Василий поднялся, спросил Кашерова:
— Товарищ генерал, я что, арестован? Я же из другой республики.
— Нет… — Генерал растерялся.
— В таком случае, я ухожу. Не желаю, чтобы со мной разговаривали в таком тоне! — Забыв на столе свой магнитофон, Василий направился по ковру к выходу.
— Вернись! — рявкнул Хозяин за его спиной.
Василий остановился, круто развернулся и, глядя Хозяину в глаза, дрожа от отчаянности, выпалил:
— Сначала научись обращаться к людям на "вы"! И говори слово "пожалуйста"! Детей этому учат.

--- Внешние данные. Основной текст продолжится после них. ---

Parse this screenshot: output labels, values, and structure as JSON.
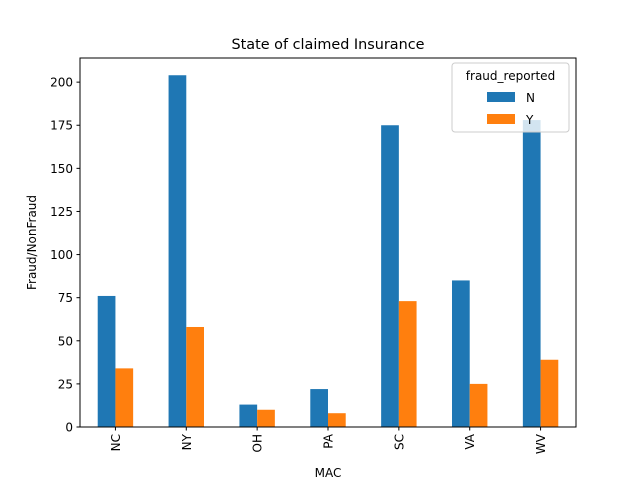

А ты, барин, в партии, где все — товарищи, разучился! — он передохнул и, понимая, что теперь уже всё погибло, посадят, договорил пересохшими губами: — Вот снимут тебя с поста секретаря, не будешь ничего приказывать даже уборщице!
Лицо Хозяина побагровело. Казалось, сейчас взорвётся водородная бомба и сметёт всех. Но… бомба не взорвалась. Напротив, Хозяин подавил в себе весь свой гнев и почти спокойно — умел, когда надо! — проговорил:
— Товарищ, той, Крамаренцев! Прошу вас вернуться.